Nils Weidmann is Professor of Political Science and head of the "Communication, Networks and Contention" Research Group at the Department of Politics and Public Administration, University of Konstanz. Previously, he has held research fellowships at the Centre for the Study of Civil War, Peace Research Institute Oslo (2011-12), the Jackson Institute, Yale University (2010-11), and the Woodrow Wilson School, Princeton University (2009-10). He received a M.Sc. in Computer Science from the University of Freiburg (Germany) in 2003, a M.A. in Comparative and International Studies from ETH Zurich (Switzerland) in 2008 and a Ph.D. in Political Science from ETH Zurich in 2009.

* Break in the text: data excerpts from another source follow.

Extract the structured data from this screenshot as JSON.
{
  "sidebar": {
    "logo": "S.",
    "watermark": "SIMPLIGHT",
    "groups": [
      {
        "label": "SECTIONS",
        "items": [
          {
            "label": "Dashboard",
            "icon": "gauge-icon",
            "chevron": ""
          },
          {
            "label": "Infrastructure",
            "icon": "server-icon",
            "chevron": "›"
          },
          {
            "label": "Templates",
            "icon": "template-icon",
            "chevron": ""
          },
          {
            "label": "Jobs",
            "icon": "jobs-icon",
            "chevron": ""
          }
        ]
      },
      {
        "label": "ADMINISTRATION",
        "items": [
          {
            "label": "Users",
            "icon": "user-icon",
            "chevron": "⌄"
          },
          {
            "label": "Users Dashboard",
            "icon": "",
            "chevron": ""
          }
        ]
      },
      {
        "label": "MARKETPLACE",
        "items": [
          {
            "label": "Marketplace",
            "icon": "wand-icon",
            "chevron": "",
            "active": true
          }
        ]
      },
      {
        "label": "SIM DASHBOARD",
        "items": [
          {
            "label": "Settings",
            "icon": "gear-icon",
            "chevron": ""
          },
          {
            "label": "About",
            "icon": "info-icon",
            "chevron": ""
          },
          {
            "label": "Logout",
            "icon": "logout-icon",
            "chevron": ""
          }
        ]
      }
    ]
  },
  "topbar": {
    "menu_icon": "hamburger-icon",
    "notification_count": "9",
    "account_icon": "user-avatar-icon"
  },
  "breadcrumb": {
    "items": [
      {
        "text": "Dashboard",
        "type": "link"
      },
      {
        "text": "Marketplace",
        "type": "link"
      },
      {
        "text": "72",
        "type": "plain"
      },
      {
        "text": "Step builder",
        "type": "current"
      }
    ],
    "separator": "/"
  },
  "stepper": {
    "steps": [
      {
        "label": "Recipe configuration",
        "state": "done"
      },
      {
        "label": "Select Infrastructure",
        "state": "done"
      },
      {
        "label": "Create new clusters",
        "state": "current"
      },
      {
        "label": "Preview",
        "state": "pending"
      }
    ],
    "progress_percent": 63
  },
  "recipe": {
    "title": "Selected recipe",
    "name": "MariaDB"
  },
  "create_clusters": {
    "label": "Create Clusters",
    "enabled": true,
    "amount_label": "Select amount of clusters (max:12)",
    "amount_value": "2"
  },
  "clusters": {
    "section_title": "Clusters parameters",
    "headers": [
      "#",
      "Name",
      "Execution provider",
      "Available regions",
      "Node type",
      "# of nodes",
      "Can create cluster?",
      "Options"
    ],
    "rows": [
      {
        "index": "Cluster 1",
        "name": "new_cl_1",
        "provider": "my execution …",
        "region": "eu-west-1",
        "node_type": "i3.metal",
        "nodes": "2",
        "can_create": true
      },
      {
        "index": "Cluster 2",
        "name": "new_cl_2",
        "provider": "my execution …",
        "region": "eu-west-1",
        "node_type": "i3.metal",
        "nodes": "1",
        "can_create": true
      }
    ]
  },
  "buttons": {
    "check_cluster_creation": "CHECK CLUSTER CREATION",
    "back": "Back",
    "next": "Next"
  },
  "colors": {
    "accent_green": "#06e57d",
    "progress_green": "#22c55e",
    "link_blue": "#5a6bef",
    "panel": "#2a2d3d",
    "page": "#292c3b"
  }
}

Petros Gigis is a 4th year undergraduate student in the Computer Science Department of the University of Crete. His research interests are in computer networks, Internet measurements, and software defined networks.
Xenofontas Dimitropoulos is an Assistant Professor at the University of Crete and Affiliated Researcher to the Foundation for Research and Technology Hellas (FORTH), where he leads the Internet Research Group.He received a PhD degree from the Georgia Institute of Technology. His research focuses on software defined networks and Internet measurements. The European Research Council, a Marie Curie Grant and a Fulbright Scholarship have supported his research. He has won two best paper awards and has served in the committee of ACM SIGCOMM.